A petition for a rehearing was denied December 22, 1943, and the following opinion was then rendered:
Respondent in its petition for a rehearing attacks the opinion filed herein as containing "erroneous statements of material facts" and as "based upon [61 Cal. App. 2d 470] erroneous statements of the law." Respondent questions particularly the statement in the opinion that "It is conceded here that Carmen Arias, the minor child here involved, had resided and was domiciled in Stanislaus County for six years prior to the appointment of the guardians," and asserts that it made no such concession. We may have misunderstood what respondent conceded, but the concession is apparent from the pleadings themselves. The petition for the writ of prohibition alleges in paragraph I that petitioners have been residents of Stanislaus County for ten years immediately last past, and this allegation is not denied by the answer. The petition for a writ of habeas corpus, which appears in a supplement to the answer, sets forth that approximately four years ago Ann Wilson, the mother, placed the child in the care of the Milanis, petitioners herein, and that the said child has remained in their care ever since; and there is nowhere in said petition for habeas corpus or in said answer any allegation that said minor child is, or ever was, a resident of Alameda County. We will, however, modify our opinion by striking out the words, "It is conceded here" and substituting in lieu thereof the words, "It must be conceded upon the record here."

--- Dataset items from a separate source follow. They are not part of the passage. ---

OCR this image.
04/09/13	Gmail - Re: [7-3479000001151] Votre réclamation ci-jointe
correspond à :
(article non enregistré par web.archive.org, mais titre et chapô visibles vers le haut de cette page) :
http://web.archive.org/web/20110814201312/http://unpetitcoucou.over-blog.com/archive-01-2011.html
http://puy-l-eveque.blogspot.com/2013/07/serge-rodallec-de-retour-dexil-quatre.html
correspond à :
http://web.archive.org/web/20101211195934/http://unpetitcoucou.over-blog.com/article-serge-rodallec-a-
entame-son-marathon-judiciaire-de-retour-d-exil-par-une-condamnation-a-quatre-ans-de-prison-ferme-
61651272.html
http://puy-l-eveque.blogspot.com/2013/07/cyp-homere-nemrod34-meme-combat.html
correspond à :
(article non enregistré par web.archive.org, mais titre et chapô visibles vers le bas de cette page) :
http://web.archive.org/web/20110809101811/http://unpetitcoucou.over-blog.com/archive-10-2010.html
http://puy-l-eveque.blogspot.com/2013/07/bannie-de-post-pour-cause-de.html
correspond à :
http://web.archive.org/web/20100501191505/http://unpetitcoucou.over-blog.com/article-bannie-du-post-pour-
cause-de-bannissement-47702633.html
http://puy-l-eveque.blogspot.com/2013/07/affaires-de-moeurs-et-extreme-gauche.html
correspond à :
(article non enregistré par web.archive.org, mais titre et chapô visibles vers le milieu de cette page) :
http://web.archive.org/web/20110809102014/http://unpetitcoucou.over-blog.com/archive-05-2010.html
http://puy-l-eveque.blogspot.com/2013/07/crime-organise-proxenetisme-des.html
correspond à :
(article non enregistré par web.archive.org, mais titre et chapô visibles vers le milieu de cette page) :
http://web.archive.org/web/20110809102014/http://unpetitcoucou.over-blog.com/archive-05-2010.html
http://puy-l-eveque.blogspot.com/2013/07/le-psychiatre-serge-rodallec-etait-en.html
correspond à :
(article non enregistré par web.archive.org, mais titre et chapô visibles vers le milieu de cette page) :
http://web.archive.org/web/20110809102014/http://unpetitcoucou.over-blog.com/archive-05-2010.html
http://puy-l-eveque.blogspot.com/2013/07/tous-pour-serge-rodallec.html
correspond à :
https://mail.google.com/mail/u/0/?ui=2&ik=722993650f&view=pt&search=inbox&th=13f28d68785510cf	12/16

We believe the opinion correctly states the law that where the superior court of one county in a guardianship proceeding has determined that a minor child is a resident of that county, and that it is a proper case for the appointment of a guardian and has appointed guardians for said minor child, the superior court of another county may not proceed to hear a petition for a writ of habeas corpus filed therein after the filing of the petition for guardianship, which petition for habeas corpus seeks to take the custody of the minor from the guardians. As stated in the opinion, any other holding would lead to absurd results and is not supported by either reason or authority.
With the modification hereinbefore indicated, the petition for a rehearing is denied.